The Farnborough airshow opens Monday with the non-appearance of the stricken US-built F-35 fighter jet overshadowing the traditional battle for plane orders between titans Airbus and Boeing.
The F-35 stealth, whose entire fleet was grounded in the United States last week because of an engine fire, will not appear as planned on the airshow's first day but may still take part at the end of the week, organisers said.
The key biennial event in the aviation sector calendar held south-west of London will see European planemaker Airbus and its US rival Boeing look to build on robust sales of passenger planes.
Industry experts said Airbus could very likely use the event to launch an upgrade of its long-haul A330 jet - the A330neo - boasting more fuel-efficient engines.
On the eve of Farnborough, Boeing said it could in the future launch a new version of its 737 MAX single-aisle jet that would carry more seats.
Meanwhile a briefing update on the F-35, set to become the backbone of the air defences of several Western countries, is scheduled to take place in Farnborough on Monday.

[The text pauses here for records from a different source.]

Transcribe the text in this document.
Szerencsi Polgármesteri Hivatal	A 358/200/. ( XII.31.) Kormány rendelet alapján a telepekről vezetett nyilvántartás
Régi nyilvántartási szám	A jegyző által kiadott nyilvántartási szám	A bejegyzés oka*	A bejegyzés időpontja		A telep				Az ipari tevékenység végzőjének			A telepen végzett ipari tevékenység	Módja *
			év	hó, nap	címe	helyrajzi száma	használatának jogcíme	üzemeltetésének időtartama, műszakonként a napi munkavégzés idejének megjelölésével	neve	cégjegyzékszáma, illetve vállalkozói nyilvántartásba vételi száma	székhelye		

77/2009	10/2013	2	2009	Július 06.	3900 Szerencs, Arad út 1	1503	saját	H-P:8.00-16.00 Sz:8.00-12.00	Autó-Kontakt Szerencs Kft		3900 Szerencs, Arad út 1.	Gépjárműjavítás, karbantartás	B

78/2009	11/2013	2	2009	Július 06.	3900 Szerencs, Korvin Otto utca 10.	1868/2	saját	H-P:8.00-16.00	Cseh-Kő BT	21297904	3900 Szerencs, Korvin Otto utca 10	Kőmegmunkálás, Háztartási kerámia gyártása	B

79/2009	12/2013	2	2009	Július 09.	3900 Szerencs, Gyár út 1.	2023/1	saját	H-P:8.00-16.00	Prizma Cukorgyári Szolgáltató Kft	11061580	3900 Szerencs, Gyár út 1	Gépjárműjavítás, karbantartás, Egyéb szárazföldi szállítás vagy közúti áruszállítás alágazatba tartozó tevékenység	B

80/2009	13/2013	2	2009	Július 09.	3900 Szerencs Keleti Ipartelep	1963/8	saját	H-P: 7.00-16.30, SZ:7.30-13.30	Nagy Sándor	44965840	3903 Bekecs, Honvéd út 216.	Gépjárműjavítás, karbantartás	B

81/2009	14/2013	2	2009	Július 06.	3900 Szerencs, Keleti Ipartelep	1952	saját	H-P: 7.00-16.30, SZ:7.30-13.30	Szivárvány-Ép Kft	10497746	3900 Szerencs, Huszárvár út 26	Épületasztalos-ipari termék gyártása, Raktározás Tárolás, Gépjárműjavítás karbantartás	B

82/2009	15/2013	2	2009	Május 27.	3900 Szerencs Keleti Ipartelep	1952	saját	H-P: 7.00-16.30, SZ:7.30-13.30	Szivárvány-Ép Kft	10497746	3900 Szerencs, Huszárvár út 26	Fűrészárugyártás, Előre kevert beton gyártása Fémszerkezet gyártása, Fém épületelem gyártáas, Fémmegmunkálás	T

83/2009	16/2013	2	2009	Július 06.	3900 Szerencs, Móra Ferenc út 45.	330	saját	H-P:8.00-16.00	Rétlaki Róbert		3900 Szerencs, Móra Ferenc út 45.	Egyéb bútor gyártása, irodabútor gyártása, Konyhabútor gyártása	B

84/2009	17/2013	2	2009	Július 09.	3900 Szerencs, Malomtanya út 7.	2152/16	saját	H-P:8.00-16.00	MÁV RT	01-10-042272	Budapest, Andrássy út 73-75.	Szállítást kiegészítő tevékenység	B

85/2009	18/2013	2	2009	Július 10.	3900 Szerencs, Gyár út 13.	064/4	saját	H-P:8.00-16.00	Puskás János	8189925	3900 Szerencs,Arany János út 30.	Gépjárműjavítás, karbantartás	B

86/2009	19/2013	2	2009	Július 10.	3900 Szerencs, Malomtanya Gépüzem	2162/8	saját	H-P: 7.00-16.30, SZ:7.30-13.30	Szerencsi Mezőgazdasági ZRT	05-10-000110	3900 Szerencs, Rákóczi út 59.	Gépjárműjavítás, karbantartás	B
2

"Unfortunately the F-35B Lightning II will not be displaying at the Farnborough International Airshow" on the opening day, the organisers said in a statement.
"The aircraft is still awaiting US DoD (Department of Defence) clearance but we are hopeful that it will fly at the airshow by the end of the week."

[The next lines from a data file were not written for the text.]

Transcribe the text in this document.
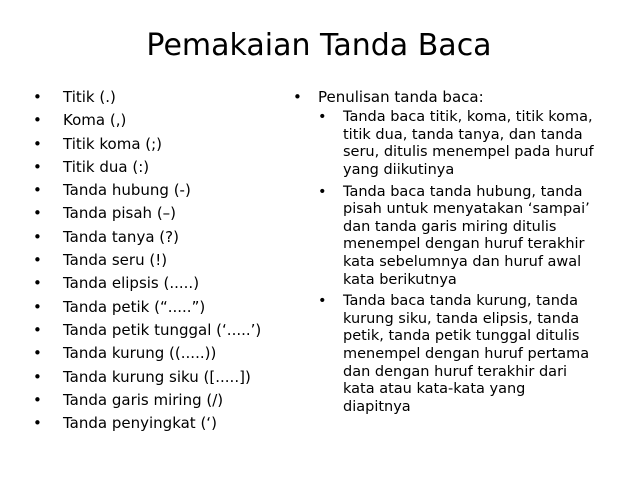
Pemakaian Tanda Baca
• Titik (.)
• Koma (,)
• Titik koma (;)
• Titik dua (:)
• Tanda hubung (-)
• Tanda pisah (–)
• Tanda tanya (?)
• Tanda seru (!)
• Tanda elipsis (.....)
• Tanda petik (“.....”)
• Tanda petik tunggal (‘.....’)
• Tanda kurung ((.....))
• Tanda kurung siku ([.....])
• Tanda garis miring (/)
• Tanda penyingkat (‘)
• Penulisan tanda baca:
• Tanda baca titik, koma, titik koma, titik dua, tanda tanya, dan tanda seru, ditulis menempel pada huruf yang diikutinya
• Tanda baca tanda hubung, tanda pisah untuk menyatakan ‘sampai’ dan tanda garis miring ditulis menempel dengan huruf terakhir kata sebelumnya dan huruf awal kata berikutnya
• Tanda baca tanda kurung, tanda kurung siku, tanda elipsis, tanda petik, tanda petik tunggal ditulis menempel dengan huruf pertama dan dengan huruf terakhir dari kata atau kata-kata yang diapitnya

Both the US Air Force and Navy last week ordered a halt to all F-35 flights following a June 23 engine fire on one of the planes, which at $4US00 billion is the most expensive weapons project in US history.

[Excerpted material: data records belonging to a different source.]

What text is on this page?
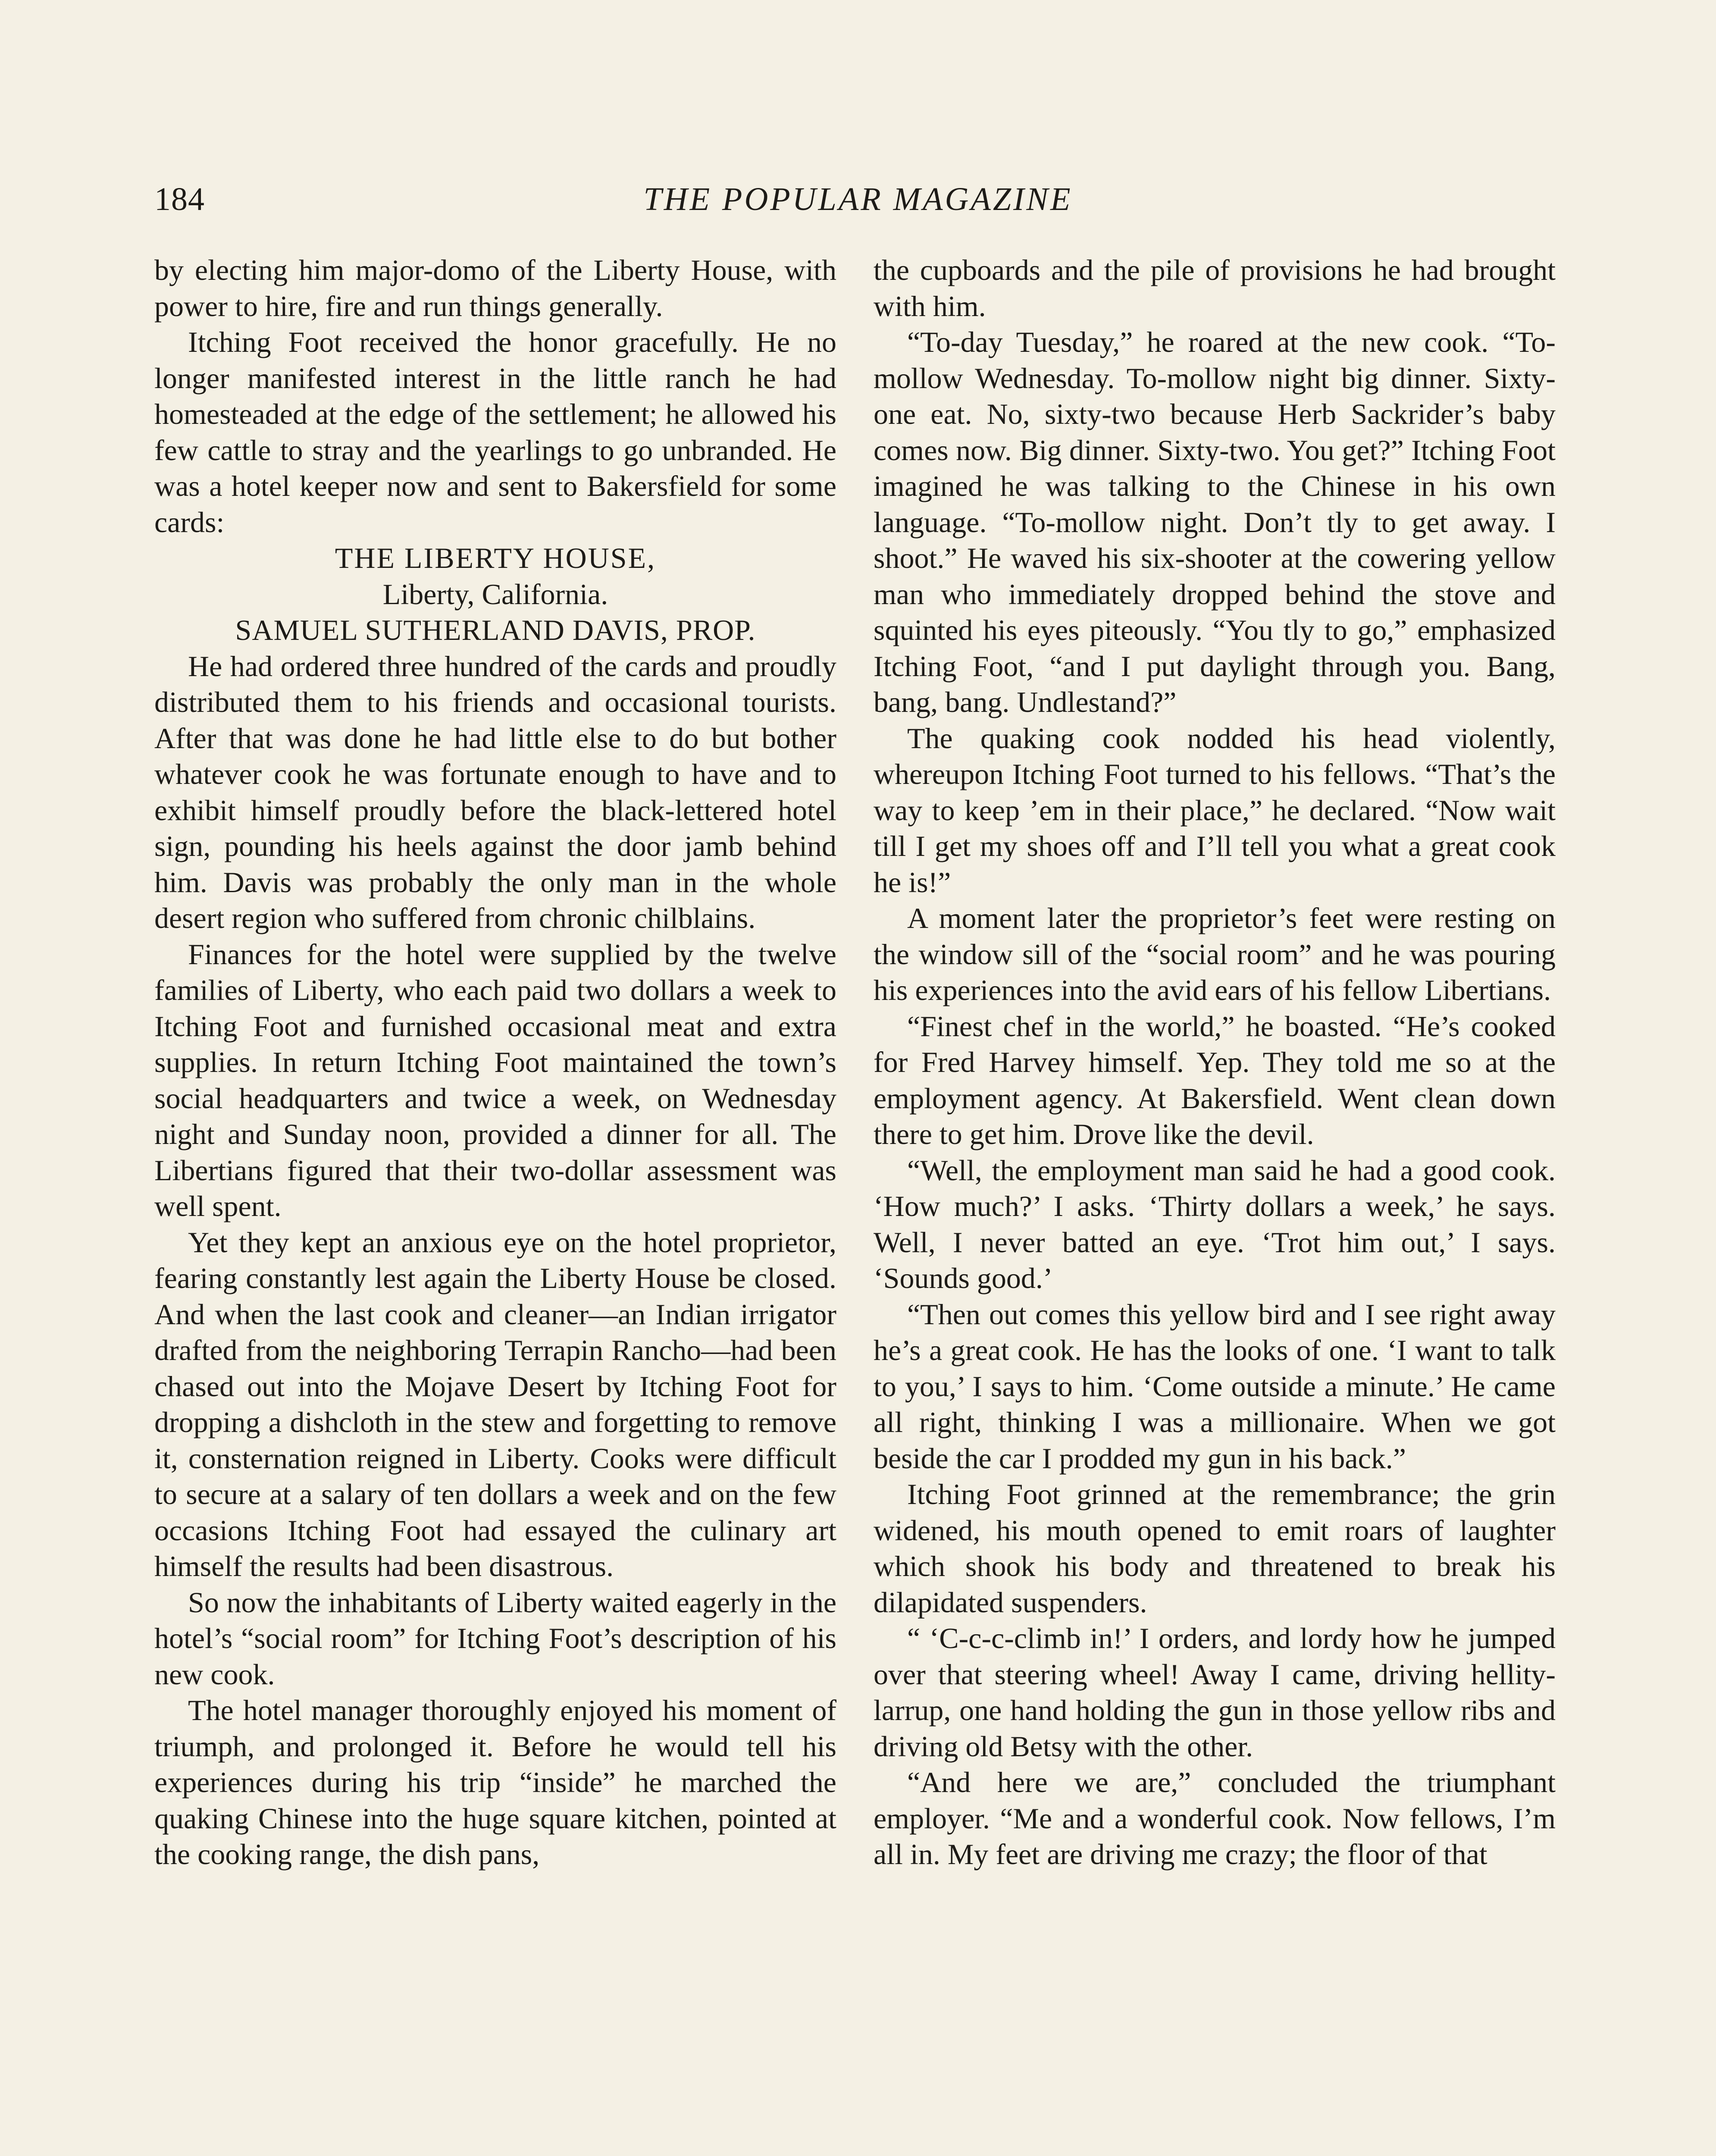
184	THE POPULAR MAGAZINE

by electing him major-domo of the Liberty House, with power to hire, fire and run things generally.

Itching Foot received the honor gracefully. He no longer manifested interest in the little ranch he had homesteaded at the edge of the settlement; he allowed his few cattle to stray and the yearlings to go unbranded. He was a hotel keeper now and sent to Bakersfield for some cards:

THE LIBERTY HOUSE,
Liberty, California.
SAMUEL SUTHERLAND DAVIS, PROP.

He had ordered three hundred of the cards and proudly distributed them to his friends and occasional tourists. After that was done he had little else to do but bother whatever cook he was fortunate enough to have and to exhibit himself proudly before the black-lettered hotel sign, pounding his heels against the door jamb behind him. Davis was probably the only man in the whole desert region who suffered from chronic chilblains.

Finances for the hotel were supplied by the twelve families of Liberty, who each paid two dollars a week to Itching Foot and furnished occasional meat and extra supplies. In return Itching Foot maintained the town’s social headquarters and twice a week, on Wednesday night and Sunday noon, provided a dinner for all. The Libertians figured that their two-dollar assessment was well spent.

Yet they kept an anxious eye on the hotel proprietor, fearing constantly lest again the Liberty House be closed. And when the last cook and cleaner—an Indian irrigator drafted from the neighboring Terrapin Rancho—had been chased out into the Mojave Desert by Itching Foot for dropping a dishcloth in the stew and forgetting to remove it, consternation reigned in Liberty. Cooks were difficult to secure at a salary of ten dollars a week and on the few occasions Itching Foot had essayed the culinary art himself the results had been disastrous.

So now the inhabitants of Liberty waited eagerly in the hotel’s “social room” for Itching Foot’s description of his new cook.

The hotel manager thoroughly enjoyed his moment of triumph, and prolonged it. Before he would tell his experiences during his trip “inside” he marched the quaking Chinese into the huge square kitchen, pointed at the cooking range, the dish pans,

the cupboards and the pile of provisions he had brought with him.

“To-day Tuesday,” he roared at the new cook. “To-mollow Wednesday. To-mollow night big dinner. Sixty-one eat. No, sixty-two because Herb Sackrider’s baby comes now. Big dinner. Sixty-two. You get?” Itching Foot imagined he was talking to the Chinese in his own language. “To-mollow night. Don’t tly to get away. I shoot.” He waved his six-shooter at the cowering yellow man who immediately dropped behind the stove and squinted his eyes piteously. “You tly to go,” emphasized Itching Foot, “and I put daylight through you. Bang, bang, bang. Undlestand?”

The quaking cook nodded his head violently, whereupon Itching Foot turned to his fellows. “That’s the way to keep ’em in their place,” he declared. “Now wait till I get my shoes off and I’ll tell you what a great cook he is!”

A moment later the proprietor’s feet were resting on the window sill of the “social room” and he was pouring his experiences into the avid ears of his fellow Libertians.

“Finest chef in the world,” he boasted. “He’s cooked for Fred Harvey himself. Yep. They told me so at the employment agency. At Bakersfield. Went clean down there to get him. Drove like the devil.

“Well, the employment man said he had a good cook. ‘How much?’ I asks. ‘Thirty dollars a week,’ he says. Well, I never batted an eye. ‘Trot him out,’ I says. ‘Sounds good.’

“Then out comes this yellow bird and I see right away he’s a great cook. He has the looks of one. ‘I want to talk to you,’ I says to him. ‘Come outside a minute.’ He came all right, thinking I was a millionaire. When we got beside the car I prodded my gun in his back.”

Itching Foot grinned at the remembrance; the grin widened, his mouth opened to emit roars of laughter which shook his body and threatened to break his dilapidated suspenders.

“ ‘C-c-c-climb in!’ I orders, and lordy how he jumped over that steering wheel! Away I came, driving hellity-larrup, one hand holding the gun in those yellow ribs and driving old Betsy with the other.

“And here we are,” concluded the triumphant employer. “Me and a wonderful cook. Now fellows, I’m all in. My feet are driving me crazy; the floor of that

Analysts said Farnborough could see a slowdown in orders compared with previous record years, even though the industry is far from threatened.
Boeing last week forecast that global passenger numbers would grow by five per cent annually over the next 20 years.
In the absence of truly new technologies or revolutionary materials - such as light-weight carbon composites used in new fuel-efficient planes - the launch of a brand new passenger jet is not envisaged before five to seven years.
This has left Airbus and Boeing to modernise current models, which they are doing with their respective medium-haul A320 and 737 planes.
Brazil's Embraer has meanwhile launched the E2, a new version of its regional E-jets series, which could see new orders this week.
Mike Arcamone, president of commercial planes at Canadian manufacturer Bombardier, told AFP that its CSeries single-aisle jet remained on course to enter service next year despite a suspension to test flights caused by engine problems.
Regarding modernisation of long-haul planes, Boeing launched in November the 777X, a new version of its jumbo that seats between 350 and 450 passengers. Sector watchers are now looking to see if Airbus will proceed with the A330neo.
The head of Boeing's commercial planes division brushed aside the latest competition from Airbus.
"We believe we have the most efficient aeroplane," Boeing Commercial Aeroplanes chief executive Ray Conner told journalists.
Boeing last week said Dubai's Emirates Airline had finalised an order for 150 Boeing 777 planes valued at $56 billion at list prices.
Elsewhere, Britain's government has barred a Russian delegation from attending the Farnborough air show because of the Ukraine crisis, sparking an angry reaction from Russia.
Russia usually sends a sizeable contingent as it seeks foreign sales, notably of its Sukhoi jets.